Highly optimized for performance, with critical code paths written in

Cython

or C

The robust feature set, combined with its seamless integration with Python and other tools within the Python ecosystem, has given pandas wide adoption in many domains. It is in use in a wide variety of academic and commercial domains, including finance, neurosciences, economics, statistics, advertising, and web analytic. It has become one of the most preferred tools for data scientists to represent data for manipulation and analysis.

Python has long been exceptional for data munging and preparation, but less so for data analysis and modeling. pandas helps fill this gap, enabling you to carry out your entire data analysis workflow in Python without having to switch to a more domain -specific language such as R. This is very important, as those familiar with Python, a more generalized programming language than R (more a statistical package), gain many data representation and manipulation features of R while remaining entirely within an incredibly rich Python ecosystem.

Combined with IPython, Jupyter notebooks, and a wide range of other libraries, the environment for performing data analysis in Python excels in performance, productivity, and the ability to collaborate, compared to many other tools. This has led to the widespread adoption of pandas by many users in many industries.
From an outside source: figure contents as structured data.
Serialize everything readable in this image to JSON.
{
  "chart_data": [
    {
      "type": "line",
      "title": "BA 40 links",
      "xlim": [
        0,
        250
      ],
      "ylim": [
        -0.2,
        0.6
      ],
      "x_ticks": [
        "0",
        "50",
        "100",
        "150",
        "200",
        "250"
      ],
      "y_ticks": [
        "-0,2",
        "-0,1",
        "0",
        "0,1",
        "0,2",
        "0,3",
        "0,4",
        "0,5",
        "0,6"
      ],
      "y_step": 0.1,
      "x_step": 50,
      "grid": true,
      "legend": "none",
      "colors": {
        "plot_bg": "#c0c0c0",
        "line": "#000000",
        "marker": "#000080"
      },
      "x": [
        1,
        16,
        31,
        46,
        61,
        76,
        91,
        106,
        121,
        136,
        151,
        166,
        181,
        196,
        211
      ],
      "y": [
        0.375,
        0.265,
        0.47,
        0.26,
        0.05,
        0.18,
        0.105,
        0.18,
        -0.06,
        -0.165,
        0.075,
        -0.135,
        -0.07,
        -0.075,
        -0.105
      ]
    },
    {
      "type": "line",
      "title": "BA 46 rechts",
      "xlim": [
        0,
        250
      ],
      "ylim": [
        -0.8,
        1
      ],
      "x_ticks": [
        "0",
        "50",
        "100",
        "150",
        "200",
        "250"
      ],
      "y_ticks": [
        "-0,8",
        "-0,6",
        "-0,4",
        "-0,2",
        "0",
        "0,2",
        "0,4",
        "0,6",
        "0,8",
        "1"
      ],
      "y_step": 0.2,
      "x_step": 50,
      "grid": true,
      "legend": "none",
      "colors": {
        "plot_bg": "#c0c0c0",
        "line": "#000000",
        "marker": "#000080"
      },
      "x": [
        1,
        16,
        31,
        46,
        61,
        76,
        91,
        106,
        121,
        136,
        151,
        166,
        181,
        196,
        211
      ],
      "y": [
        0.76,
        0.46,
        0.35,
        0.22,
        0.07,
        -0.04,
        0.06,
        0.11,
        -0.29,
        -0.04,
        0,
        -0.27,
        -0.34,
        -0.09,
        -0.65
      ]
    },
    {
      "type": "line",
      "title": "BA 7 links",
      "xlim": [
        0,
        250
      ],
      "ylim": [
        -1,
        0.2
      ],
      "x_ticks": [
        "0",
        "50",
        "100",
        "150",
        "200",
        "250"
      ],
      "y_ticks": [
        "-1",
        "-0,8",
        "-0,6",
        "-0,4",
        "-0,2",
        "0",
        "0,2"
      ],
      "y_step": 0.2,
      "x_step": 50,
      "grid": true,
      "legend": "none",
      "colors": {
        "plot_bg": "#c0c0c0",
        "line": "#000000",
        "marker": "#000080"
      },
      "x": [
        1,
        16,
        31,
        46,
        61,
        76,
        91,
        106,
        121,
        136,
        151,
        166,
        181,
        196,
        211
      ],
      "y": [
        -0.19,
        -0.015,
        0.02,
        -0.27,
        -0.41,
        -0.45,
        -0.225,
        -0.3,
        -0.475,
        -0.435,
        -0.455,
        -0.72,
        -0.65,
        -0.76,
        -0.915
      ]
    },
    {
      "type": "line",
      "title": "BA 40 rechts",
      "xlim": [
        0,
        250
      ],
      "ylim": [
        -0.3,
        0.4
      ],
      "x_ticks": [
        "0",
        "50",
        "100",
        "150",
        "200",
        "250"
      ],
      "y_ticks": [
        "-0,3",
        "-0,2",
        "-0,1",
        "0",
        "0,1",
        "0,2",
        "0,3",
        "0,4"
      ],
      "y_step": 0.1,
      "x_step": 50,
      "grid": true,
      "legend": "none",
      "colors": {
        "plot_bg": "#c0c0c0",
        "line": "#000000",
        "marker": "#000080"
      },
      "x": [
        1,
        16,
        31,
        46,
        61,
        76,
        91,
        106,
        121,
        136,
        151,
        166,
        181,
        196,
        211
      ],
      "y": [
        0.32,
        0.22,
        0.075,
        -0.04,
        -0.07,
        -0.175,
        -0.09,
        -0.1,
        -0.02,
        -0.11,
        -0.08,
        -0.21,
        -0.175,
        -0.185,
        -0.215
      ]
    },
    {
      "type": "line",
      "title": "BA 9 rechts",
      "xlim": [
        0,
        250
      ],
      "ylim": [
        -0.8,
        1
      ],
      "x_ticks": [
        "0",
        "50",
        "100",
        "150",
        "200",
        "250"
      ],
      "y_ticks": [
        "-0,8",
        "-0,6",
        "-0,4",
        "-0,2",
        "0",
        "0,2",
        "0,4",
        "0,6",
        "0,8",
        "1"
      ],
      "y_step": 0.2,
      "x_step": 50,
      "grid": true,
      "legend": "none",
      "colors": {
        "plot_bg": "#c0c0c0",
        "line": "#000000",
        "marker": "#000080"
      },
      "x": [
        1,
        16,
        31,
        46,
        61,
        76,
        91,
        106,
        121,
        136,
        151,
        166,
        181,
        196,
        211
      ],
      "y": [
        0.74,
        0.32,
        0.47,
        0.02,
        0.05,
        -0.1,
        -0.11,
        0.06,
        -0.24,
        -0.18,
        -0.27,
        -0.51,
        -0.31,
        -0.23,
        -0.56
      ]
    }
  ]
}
Data manipulation, analysis, science, and pandas

We live in a world in which massive amounts of data are produced and stored every day. This data comes from a plethora of information systems, devices, and sensors. Almost everything you do, and items you use to do it, produces data which can be, or is, captured.

This has been greatly enabled by the ubiquitous nature of services that are connected to networks, and by the great increases in data storage facilities; this, combined with the ever-decreasing cost of storage, has made capturing and storing even the most trivial of data effective.

This has led to massive amounts of data being piled up and ready for access. But this data is spread out all over cyber-space, and is cannot actually be referred to as information. It tends to be a collected collection of the recording of events, whether financial, of your interactions with social networks, or of your personal health monitor tracking your heartbeat throughout the day. This data is stored in all kinds of formats, is located in scattered places, and beyond its raw nature does give much insight.

Logically, the overall process can be broken into three major areas of discipline:

Data manipulation

Data analysis

Data science

These three disciplines can and do have a lot of overlap. Where each ends and the others begin is open to interpretation. For the purposes of this book we will define each as in the following sections.

Data manipulation

Data is distributed all over the planet. It is stored in different formats. It has widely varied levels of quality. Because of this there is a need for tools and processes for pulling data together and into a form that can be used for decision making. This requires many different tasks and capabilities from a tool that manipulates data in preparation for analysis. The features needed from such a tool include:

Programmability for reuse and sharing

Access to data from external sources

Storing data locally

Indexing data for efficient retrieval

Alignment of data in different sets based upon attributes

Combining data in different sets

Transformation of data into other representations

Cleaning data from cruft

Effective handling of bad data

Grouping data into common baskets

Aggregation of data of like characteristics

Application of functions to calculate meaning or perform transformations

Query and slicing to explore pieces of the whole

Restructuring into other forms

Modeling distinct categories of data such as categorical, continuous, discrete, and time series

Resampling data to different frequencies

There are many data manipulation tools in existence. Each differs in support for the items on this list, how they are deployed, and how they are utilized by their users. These tools include relational databases (SQL Server, Oracle), spreadsheets (Excel), event processing systems (such as Spark), and more generic tools such as R and pandas.